Planning and planting a woodlot

firewoodA supply of timber on your farm can be invaluable, both as a source of firewood, and as a future source of income if you grow trees for fine timbers.

Maxine Fraser, who also provided information on planning and planting an orchard, established a timber lot with her late husband Tony on their 80-acre property at Te Pahu, in the Waikato. Her long experience in permaculture and involvement with the Tree Crops Association and the New Zealand Farm Forestry Association provides the background for the valuable advice she offers on establishing a woodlot on your property.

What kind of woodlot?

The first consideration is whether you want purely firewood or whether you want a timber lot. Maxine's advice is that a dedicated "firewood lot" is probably unnecessary. In her experience, and that of many other owners of lifestyle blocks, you get so much wood from other sources (regular pruning and occasional felling of orchard, ornamental and shade trees) that your firewood needs are met without needing specific firewood trees. Therefore it is probably more sensible to plant one or several timber lots, which will provide adequate firewood during the necessary pruning processes and will also yield a valuable crop, albeit thirty or forty years in the future.

The preliminaries

What do you need to check out before you plant a timber lot on your property? The considerations are not as complex as for planting an orchard: north facing and sloping sites are not as critical. In many cases, the practicalities of harvesting are more significant than the need to optimise growing conditions.

The main thing to do is put your trees somewhere accessible – eventually you will need to either prune or fell them and you must be able to get machinery and vehicles to the site. Right at the back of your near-vertical property is not a good place! Ensure that your trees are either near the road, or near your internal farm roads. You also need to think ahead to be sure that your trees, which will grow large, are a safe distance from buildings and will not shade existing buildings or orchard and garden areas.

It is also worth noting that you don't have to plant all your timber trees in one place. Small pockets can be very effectively used. Maxine cites the work of James Sholto Douglas, whose book "Forest Farming" laid out the then-radical proposition of having "mosaics" of timber trees interspersed with native tree blocks and grazing. This approach can be quite demanding, because the grazing areas must be fenced off from most of the trees, but it does provide very sheltered conditions for the animals and can greatly enhance biodiversity.

What to plant?

Pine trees can be included in a timber lot, just as they would in a firewood plantation, because they do yield good timber, especially if allowed to grow long enough (about 80 years) to develop proper hardwood. Normally, they are grown for the minimum 20 to 25 years, and therefore need tanalising treatment. However, Maxine also recommends "fine timber" trees such as Acacia melanoxylon (Tasmanian or Australian Blackwood), which takes about 35 years to reach maturity. It produces beautiful timber which is used for furniture and instrument-making (see here). Many eucalypts can also be grown for timber, and some are ground durable, meaning they can be used for fence posts along with other applications. However, they tend to be "soil robbers," dragging large amounts of nutrients and water out of the soil. If you have an unwanted wet spot on the farm, try planting a eucalypt on it to dry it up.

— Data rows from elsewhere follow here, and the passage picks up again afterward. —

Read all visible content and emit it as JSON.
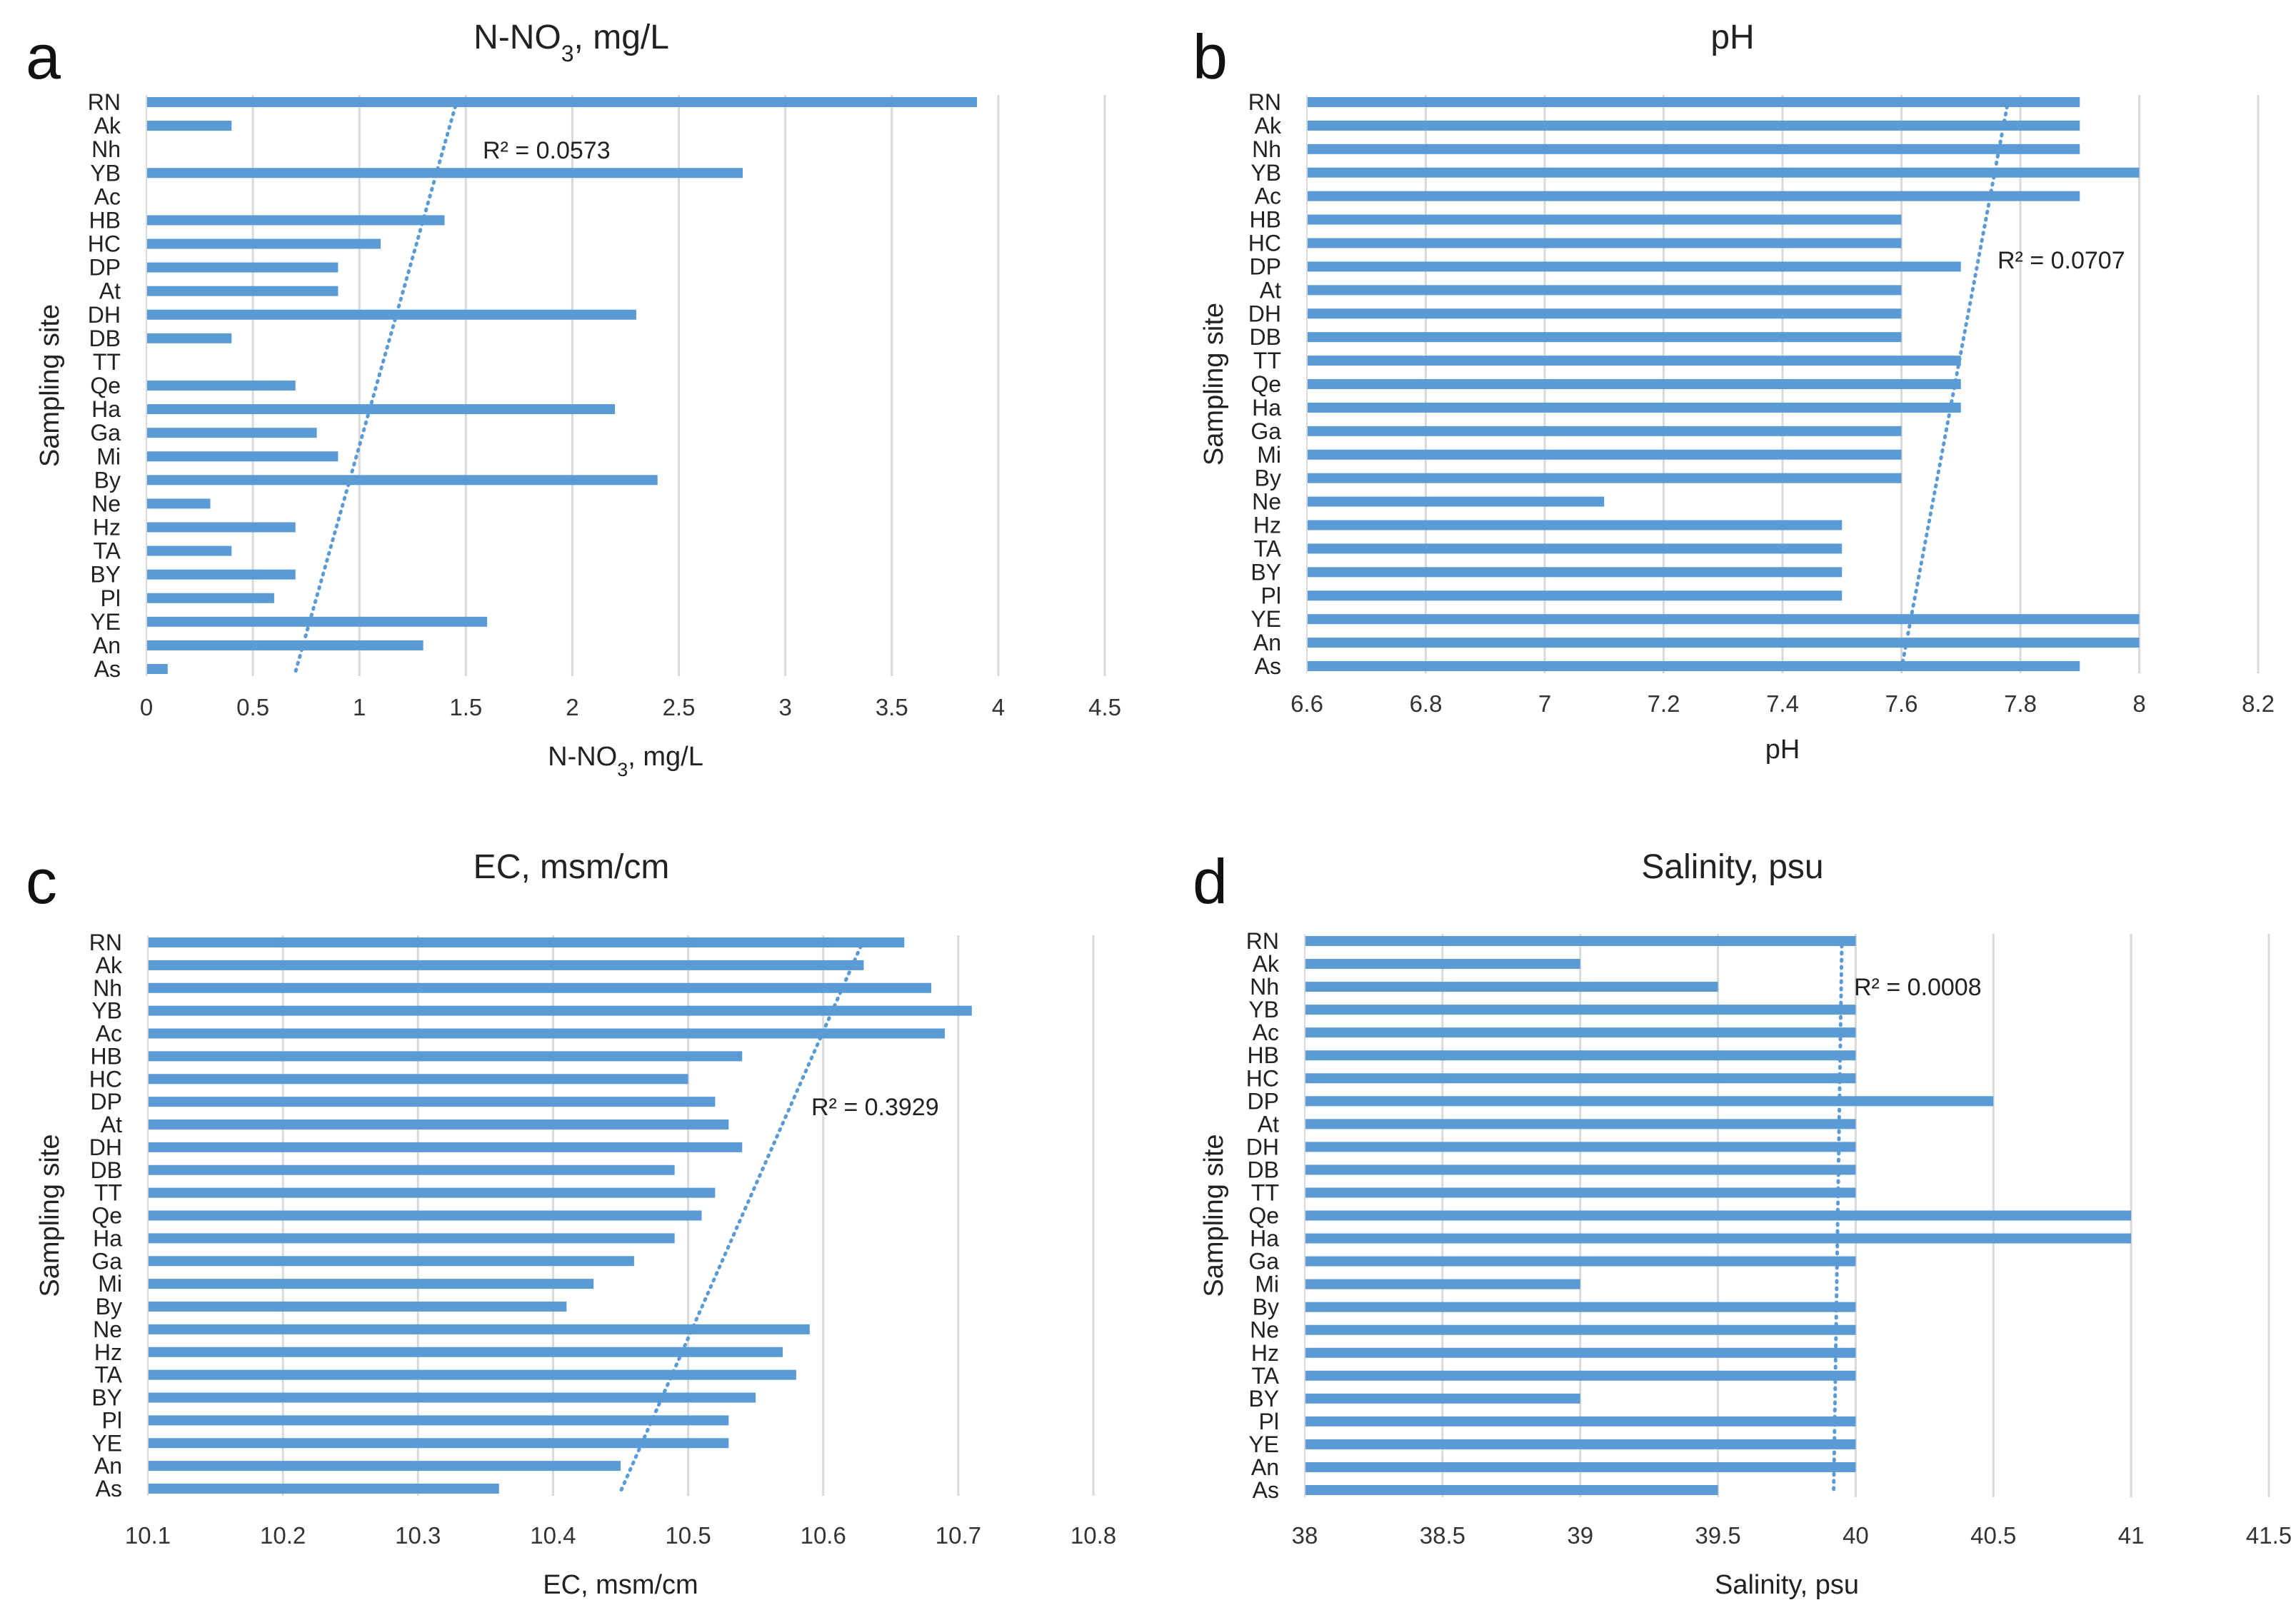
{
  "colors": {
    "bar": "#5b9bd5",
    "trend": "#5b9bd5",
    "grid": "#d9d9d9"
  },
  "chart_data": [
    {
      "panel_letter": "a",
      "type": "bar",
      "orientation": "horizontal",
      "title": "N-NO",
      "title_sub": "3",
      "title_tail": ", mg/L",
      "xlabel": "N-NO",
      "xlabel_sub": "3",
      "xlabel_tail": ", mg/L",
      "ylabel": "Sampling site",
      "xlim": [
        0,
        4.5
      ],
      "xticks": [
        "0",
        "0.5",
        "1",
        "1.5",
        "2",
        "2.5",
        "3",
        "3.5",
        "4",
        "4.5"
      ],
      "categories": [
        "RN",
        "Ak",
        "Nh",
        "YB",
        "Ac",
        "HB",
        "HC",
        "DP",
        "At",
        "DH",
        "DB",
        "TT",
        "Qe",
        "Ha",
        "Ga",
        "Mi",
        "By",
        "Ne",
        "Hz",
        "TA",
        "BY",
        "Pl",
        "YE",
        "An",
        "As"
      ],
      "values": [
        3.9,
        0.4,
        0,
        2.8,
        0,
        1.4,
        1.1,
        0.9,
        0.9,
        2.3,
        0.4,
        0,
        0.7,
        2.2,
        0.8,
        0.9,
        2.4,
        0.3,
        0.7,
        0.4,
        0.7,
        0.6,
        1.6,
        1.3,
        0.1
      ],
      "trendline": {
        "type": "linear",
        "top_value": 1.46,
        "bottom_value": 0.7,
        "r2_label": "R² = 0.0573"
      }
    },
    {
      "panel_letter": "b",
      "type": "bar",
      "orientation": "horizontal",
      "title": "pH",
      "title_sub": "",
      "title_tail": "",
      "xlabel": "pH",
      "xlabel_sub": "",
      "xlabel_tail": "",
      "ylabel": "Sampling site",
      "xlim": [
        6.6,
        8.2
      ],
      "xticks": [
        "6.6",
        "6.8",
        "7",
        "7.2",
        "7.4",
        "7.6",
        "7.8",
        "8",
        "8.2"
      ],
      "categories": [
        "RN",
        "Ak",
        "Nh",
        "YB",
        "Ac",
        "HB",
        "HC",
        "DP",
        "At",
        "DH",
        "DB",
        "TT",
        "Qe",
        "Ha",
        "Ga",
        "Mi",
        "By",
        "Ne",
        "Hz",
        "TA",
        "BY",
        "Pl",
        "YE",
        "An",
        "As"
      ],
      "values": [
        7.9,
        7.9,
        7.9,
        8.0,
        7.9,
        7.6,
        7.6,
        7.7,
        7.6,
        7.6,
        7.6,
        7.7,
        7.7,
        7.7,
        7.6,
        7.6,
        7.6,
        7.1,
        7.5,
        7.5,
        7.5,
        7.5,
        8.0,
        8.0,
        7.9
      ],
      "trendline": {
        "type": "linear",
        "top_value": 7.78,
        "bottom_value": 7.6,
        "r2_label": "R² = 0.0707"
      }
    },
    {
      "panel_letter": "c",
      "type": "bar",
      "orientation": "horizontal",
      "title": "EC, msm/cm",
      "title_sub": "",
      "title_tail": "",
      "xlabel": "EC, msm/cm",
      "xlabel_sub": "",
      "xlabel_tail": "",
      "ylabel": "Sampling site",
      "xlim": [
        10.1,
        10.8
      ],
      "xticks": [
        "10.1",
        "10.2",
        "10.3",
        "10.4",
        "10.5",
        "10.6",
        "10.7",
        "10.8"
      ],
      "categories": [
        "RN",
        "Ak",
        "Nh",
        "YB",
        "Ac",
        "HB",
        "HC",
        "DP",
        "At",
        "DH",
        "DB",
        "TT",
        "Qe",
        "Ha",
        "Ga",
        "Mi",
        "By",
        "Ne",
        "Hz",
        "TA",
        "BY",
        "Pl",
        "YE",
        "An",
        "As"
      ],
      "values": [
        10.66,
        10.63,
        10.68,
        10.71,
        10.69,
        10.54,
        10.5,
        10.52,
        10.53,
        10.54,
        10.49,
        10.52,
        10.51,
        10.49,
        10.46,
        10.43,
        10.41,
        10.59,
        10.57,
        10.58,
        10.55,
        10.53,
        10.53,
        10.45,
        10.36
      ],
      "trendline": {
        "type": "linear",
        "top_value": 10.63,
        "bottom_value": 10.45,
        "r2_label": "R² = 0.3929"
      }
    },
    {
      "panel_letter": "d",
      "type": "bar",
      "orientation": "horizontal",
      "title": "Salinity, psu",
      "title_sub": "",
      "title_tail": "",
      "xlabel": "Salinity, psu",
      "xlabel_sub": "",
      "xlabel_tail": "",
      "ylabel": "Sampling site",
      "xlim": [
        38,
        41.5
      ],
      "xticks": [
        "38",
        "38.5",
        "39",
        "39.5",
        "40",
        "40.5",
        "41",
        "41.5"
      ],
      "categories": [
        "RN",
        "Ak",
        "Nh",
        "YB",
        "Ac",
        "HB",
        "HC",
        "DP",
        "At",
        "DH",
        "DB",
        "TT",
        "Qe",
        "Ha",
        "Ga",
        "Mi",
        "By",
        "Ne",
        "Hz",
        "TA",
        "BY",
        "Pl",
        "YE",
        "An",
        "As"
      ],
      "values": [
        40,
        39,
        39.5,
        40,
        40,
        40,
        40,
        40.5,
        40,
        40,
        40,
        40,
        41,
        41,
        40,
        39,
        40,
        40,
        40,
        40,
        39,
        40,
        40,
        40,
        39.5
      ],
      "trendline": {
        "type": "linear",
        "top_value": 39.95,
        "bottom_value": 39.92,
        "r2_label": "R² = 0.0008"
      }
    }
  ]
}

Maxine also recommends the Cupressus (cypress) species. Most of us know about Cupressus macrocarpa (our well-known macrocarpa hedge), which yields a very pleasing timber and can be grown right on the coast. But you can also try Cupressus lusitanica, especially in the warmer areas and away from the coast. There is little difference in the nature of the timber, but while macrocarpa tends to have a somewhat fluted cross-section, C. lusitanica has a more evenly round trunk, which can lead to less wastage during milling.

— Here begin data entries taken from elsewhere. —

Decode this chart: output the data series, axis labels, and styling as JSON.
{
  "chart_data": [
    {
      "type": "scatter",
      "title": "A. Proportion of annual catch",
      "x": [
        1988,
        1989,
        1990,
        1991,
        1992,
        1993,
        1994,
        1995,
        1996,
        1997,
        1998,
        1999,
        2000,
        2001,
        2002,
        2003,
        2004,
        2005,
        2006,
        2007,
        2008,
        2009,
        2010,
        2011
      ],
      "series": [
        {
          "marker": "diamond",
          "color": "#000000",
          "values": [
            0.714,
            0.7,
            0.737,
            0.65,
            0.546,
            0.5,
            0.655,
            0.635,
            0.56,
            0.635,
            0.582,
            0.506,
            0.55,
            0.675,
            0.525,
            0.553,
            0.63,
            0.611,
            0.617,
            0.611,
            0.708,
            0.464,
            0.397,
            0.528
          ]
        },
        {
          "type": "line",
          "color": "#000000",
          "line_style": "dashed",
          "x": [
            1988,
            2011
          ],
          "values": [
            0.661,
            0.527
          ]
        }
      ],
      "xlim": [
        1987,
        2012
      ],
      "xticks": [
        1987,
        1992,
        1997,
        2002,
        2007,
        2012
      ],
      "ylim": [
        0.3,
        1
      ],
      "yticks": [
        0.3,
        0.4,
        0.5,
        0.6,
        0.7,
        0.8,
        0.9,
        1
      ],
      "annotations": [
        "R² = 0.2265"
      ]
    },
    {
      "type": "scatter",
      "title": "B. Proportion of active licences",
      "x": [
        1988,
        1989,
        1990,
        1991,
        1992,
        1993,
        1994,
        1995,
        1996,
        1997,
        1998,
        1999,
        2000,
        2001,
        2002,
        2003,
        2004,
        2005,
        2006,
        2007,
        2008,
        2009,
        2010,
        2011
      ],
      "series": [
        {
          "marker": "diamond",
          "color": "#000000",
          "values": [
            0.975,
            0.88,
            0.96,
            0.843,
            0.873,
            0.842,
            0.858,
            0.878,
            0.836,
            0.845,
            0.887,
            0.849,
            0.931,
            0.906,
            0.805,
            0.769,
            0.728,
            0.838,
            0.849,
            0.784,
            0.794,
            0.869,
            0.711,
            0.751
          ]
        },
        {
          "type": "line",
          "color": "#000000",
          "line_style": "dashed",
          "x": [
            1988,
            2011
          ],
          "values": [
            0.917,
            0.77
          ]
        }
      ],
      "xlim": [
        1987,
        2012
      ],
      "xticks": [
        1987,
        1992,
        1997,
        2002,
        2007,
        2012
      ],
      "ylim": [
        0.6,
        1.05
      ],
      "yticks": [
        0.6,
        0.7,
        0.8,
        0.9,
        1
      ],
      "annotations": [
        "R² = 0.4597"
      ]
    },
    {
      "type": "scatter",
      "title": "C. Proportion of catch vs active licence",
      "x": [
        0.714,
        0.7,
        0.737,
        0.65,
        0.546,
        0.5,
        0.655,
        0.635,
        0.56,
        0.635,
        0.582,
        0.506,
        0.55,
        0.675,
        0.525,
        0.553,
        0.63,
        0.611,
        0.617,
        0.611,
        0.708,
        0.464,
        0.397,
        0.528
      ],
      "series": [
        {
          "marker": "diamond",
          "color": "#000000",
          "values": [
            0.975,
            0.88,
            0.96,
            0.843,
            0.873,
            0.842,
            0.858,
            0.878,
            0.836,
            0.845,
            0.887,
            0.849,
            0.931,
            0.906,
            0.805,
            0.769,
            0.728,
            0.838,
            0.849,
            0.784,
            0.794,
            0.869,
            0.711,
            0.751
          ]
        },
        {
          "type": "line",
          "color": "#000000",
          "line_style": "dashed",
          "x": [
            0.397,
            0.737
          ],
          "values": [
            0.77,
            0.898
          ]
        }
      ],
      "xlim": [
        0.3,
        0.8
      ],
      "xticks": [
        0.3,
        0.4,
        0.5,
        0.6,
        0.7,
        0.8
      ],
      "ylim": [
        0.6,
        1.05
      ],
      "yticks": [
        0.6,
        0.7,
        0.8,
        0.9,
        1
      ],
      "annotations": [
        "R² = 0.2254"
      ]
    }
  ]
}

Californian coastal redwoods (Sequoia sempervirens) are also gaining in popularity as timber trees in certain areas of New Zealand, and may have export potential, but they are slower to mature and need up to 60 years to develop to millable size.

For a useful series of case studies involving a wide variety of plantings in New Zealand, see the Farm Forestry Association's website at this location. They also provide a comprehensive list of timber tree species here. If your interests include producing an edible crop as well as wood, the Tree Crops Association's resources site is full of helpful information, particularly in the 'crops' subsection.

A final consideration is having a mix of wood that provides good burning properties, since you will almost certainly use some of it for home heating purposes. For a general explanation of heat units as related to firewood, see here. Maxine recommends having a variety of woods with a mix of high and low heat units. Trees providing high heat output include Robinia, which comes literally with fish-hooks – it is covered in enormous thorns and tends to sucker, so Maxine suggests steering clear of it. Less intimidating varieties include acacias and tagasaste (tree lucerne), which are both legumes and therefore fix nitrogen. Tagasaste also provides good fodder for stock and attracts bees and kereru, serving several useful functions at once. Low heat units are provided by trees like pine and willow, so a mix of many varieties spread around the farm in accessible positions is highly desirable.